Ardea Castle, Ardea, Co. Kerry
Perched dramatically on a cliff overlooking Kenmare Bay in County Kerry, Ardea Castle stands as a weathered testament to the turbulent history of O'Sullivan Beare territory.
Ardea Castle, Ardea, Co. Kerry
This roughly D-shaped fortress, measuring about 30 metres across, uses the natural cliff edge as its defensive boundary to the northwest whilst a curtain wall completes the enclosure from northeast to southwest. Though now overgrown with thorns, briars and ivy, the castle’s curtain wall survives in five straight sections of varying heights and thicknesses, punctuated by the fragmentary remains of two towers; one at the southern corner projecting outward from the wall, and another collapsed tower at the eastern corner projecting inward.
The castle’s entrance gateway, located along the eastern stretch of the curtain wall, features a pointed arch of rough voussoirs and remnants of a drawbar socket, though it’s now buried to more than half its height in rubble. Inside the curtain wall, a sophisticated defensive system once operated through a mural stairway that rose through the wall itself, connecting to the first floor chamber of the south tower and continuing along a roofed passageway atop the fortification. The south tower, whilst largely reduced to a hawthorn covered mound, still shows evidence of its former two storey height in its surviving north wall, complete with the broken remains of a first floor doorway and traces of vaulting springs.

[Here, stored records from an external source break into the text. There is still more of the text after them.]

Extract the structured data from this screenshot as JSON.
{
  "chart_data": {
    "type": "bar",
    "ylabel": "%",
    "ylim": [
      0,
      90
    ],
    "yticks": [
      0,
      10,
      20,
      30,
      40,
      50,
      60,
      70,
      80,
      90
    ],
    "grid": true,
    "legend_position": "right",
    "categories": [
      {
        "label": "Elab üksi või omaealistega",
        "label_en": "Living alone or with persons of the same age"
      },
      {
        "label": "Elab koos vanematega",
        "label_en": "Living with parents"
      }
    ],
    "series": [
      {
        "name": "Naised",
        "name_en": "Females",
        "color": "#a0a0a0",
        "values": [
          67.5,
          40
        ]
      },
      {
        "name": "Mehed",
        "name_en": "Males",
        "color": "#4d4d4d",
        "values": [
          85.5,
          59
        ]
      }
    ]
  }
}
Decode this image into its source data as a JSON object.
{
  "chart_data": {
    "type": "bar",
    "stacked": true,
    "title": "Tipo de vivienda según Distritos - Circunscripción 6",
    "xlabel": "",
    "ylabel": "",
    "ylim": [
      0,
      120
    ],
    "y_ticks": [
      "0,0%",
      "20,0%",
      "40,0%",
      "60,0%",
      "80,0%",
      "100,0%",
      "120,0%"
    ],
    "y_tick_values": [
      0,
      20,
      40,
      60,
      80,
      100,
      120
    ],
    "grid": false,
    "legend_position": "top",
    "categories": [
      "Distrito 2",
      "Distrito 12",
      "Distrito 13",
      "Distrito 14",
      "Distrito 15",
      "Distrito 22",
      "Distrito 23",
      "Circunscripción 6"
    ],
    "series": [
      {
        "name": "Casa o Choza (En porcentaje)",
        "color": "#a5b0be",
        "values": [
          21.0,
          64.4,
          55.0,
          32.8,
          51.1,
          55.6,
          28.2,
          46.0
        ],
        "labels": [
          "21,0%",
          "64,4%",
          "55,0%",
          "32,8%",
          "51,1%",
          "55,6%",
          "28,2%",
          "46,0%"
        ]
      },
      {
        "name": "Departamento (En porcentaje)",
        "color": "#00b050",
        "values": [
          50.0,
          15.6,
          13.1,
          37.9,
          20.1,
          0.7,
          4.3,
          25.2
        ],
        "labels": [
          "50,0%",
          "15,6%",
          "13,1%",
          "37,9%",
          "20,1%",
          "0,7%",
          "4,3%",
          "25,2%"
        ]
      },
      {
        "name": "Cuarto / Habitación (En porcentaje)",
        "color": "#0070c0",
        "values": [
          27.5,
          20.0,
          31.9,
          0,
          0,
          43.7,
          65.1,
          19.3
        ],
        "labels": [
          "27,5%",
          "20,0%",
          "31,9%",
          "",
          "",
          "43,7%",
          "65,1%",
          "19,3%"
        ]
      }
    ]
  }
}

As the ancestral seat of the O’Sullivan Beare tanist, Ardea Castle witnessed significant historical events, including a Spanish landing of money and ammunition in 1601 during the Nine Years’ War. Local tradition holds that Cromwellian forces sacked the castle in the 1650s, which would explain the particularly violent destruction of the south tower, where massive chunks of bonded masonry lie scattered far down the slope below, apparently blown from their original positions. Within the castle grounds, the foundations of a rectangular structure and a curious sunken feature near the cliff edge hint at the domestic life that once filled this now silent fortress, which has stood in its current ruined state since at least the 1840s.